In response to this question, Bloom and his associates have developed a screening tool called STUWMPP (Screening Tool for Using Waste Materials in Paving Projects) (650 KB PDF). STUWMPP testing is based on concentration limits defined by the Minnesota Pollution Control Agency (MPCA) for 21 potentially harmful contaminants.

STUWMPP testing is based on the legal concept of due diligence, which Bloom defined as "the diligence exercised by a person who seeks to satisfy a legal requirement or obligation. What it means is you do your darnedest to meet the guidelines of the state."

Other basic assumptions

Screening using STUWMPP is based on several assumptions:

  • Maximum concentration levels are defined for both residential and industrial applications since inhabitants of a residential area—notably children—might be in the area 24 hours a day, while exposure in industrial areas is likely to be limited to 8 to 10 hours per day.
  • Harm may come either directly from the soil used on a site (through ingestion) or from water that has leached contaminants from soil. Therefore, STUWMPP contains two screening levels, called the Soil Reference Value (SRV) and the Soil Leaching Value (SLV); both levels must be passed.
  • SRV—the first tier of testing—assumes a worst-case scenario: that a road constructed with fly ash in the subgrade has been abandoned at some time in the past, and that the subgrade soil is then recovered and spread on the surface of land where housing is built. Therefore, SRV uses risk analysis to define soil concentrations that would protect human health when soil has been ingested.
  • SLV—the second tier of testing—contains standards for drinking water and mitigating factors that take into account rainfall, soil type, and distance to the water table.

Bloom demonstrated how to use STUWMPP. The operator can select contaminant data sets obtained for common fly ash sources in the Midwest, such as power plants and factories, or plug in individual contaminant values from direct testing of site-specific fly ash and soil samples.

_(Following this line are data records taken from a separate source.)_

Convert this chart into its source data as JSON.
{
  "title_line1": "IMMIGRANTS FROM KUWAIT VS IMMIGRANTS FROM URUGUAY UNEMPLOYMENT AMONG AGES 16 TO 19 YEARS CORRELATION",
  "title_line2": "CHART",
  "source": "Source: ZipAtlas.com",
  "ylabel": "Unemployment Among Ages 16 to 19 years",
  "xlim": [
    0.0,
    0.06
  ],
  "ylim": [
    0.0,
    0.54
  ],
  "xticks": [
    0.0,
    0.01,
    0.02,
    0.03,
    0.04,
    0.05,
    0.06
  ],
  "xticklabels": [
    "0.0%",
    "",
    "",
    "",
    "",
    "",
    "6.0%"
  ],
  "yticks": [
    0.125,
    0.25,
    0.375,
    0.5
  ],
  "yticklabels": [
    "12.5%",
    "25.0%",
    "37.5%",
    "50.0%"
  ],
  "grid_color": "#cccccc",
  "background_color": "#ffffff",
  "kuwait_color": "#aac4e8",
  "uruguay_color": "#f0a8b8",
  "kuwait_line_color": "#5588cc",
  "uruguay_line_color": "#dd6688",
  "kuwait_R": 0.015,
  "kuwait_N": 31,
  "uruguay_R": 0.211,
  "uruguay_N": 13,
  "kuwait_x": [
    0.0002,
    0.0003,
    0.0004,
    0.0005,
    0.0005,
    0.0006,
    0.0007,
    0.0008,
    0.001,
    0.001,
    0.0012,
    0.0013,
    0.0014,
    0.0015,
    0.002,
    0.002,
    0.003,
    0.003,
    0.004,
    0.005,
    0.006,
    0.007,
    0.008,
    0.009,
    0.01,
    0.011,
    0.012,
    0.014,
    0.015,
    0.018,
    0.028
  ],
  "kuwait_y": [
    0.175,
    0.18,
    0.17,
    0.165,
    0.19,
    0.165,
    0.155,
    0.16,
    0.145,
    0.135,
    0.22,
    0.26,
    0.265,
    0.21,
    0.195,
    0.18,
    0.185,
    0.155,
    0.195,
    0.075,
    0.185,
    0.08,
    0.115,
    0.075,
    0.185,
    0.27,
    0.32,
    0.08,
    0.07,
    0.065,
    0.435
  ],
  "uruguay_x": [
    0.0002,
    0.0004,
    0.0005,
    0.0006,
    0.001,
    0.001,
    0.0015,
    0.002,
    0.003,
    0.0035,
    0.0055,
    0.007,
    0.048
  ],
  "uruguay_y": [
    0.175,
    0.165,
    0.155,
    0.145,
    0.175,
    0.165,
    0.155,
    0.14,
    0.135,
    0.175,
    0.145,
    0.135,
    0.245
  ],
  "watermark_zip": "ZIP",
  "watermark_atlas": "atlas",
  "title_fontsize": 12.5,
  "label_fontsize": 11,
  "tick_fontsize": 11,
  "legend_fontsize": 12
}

If the latter is to be done, STUWMPP guidelines suggest:

  • Taking fly ash samples from each truckload.
  • Taking soil samples from the strata that will be mixed with the fly ash.
  • Sampling from every soil-mapping unit, a minimum of every 1,320 feet.

Bloom said STUWMPP is available for use by any public agency and that he and his associates are in the process of obtaining additional standard contaminant values for Midwestern sources.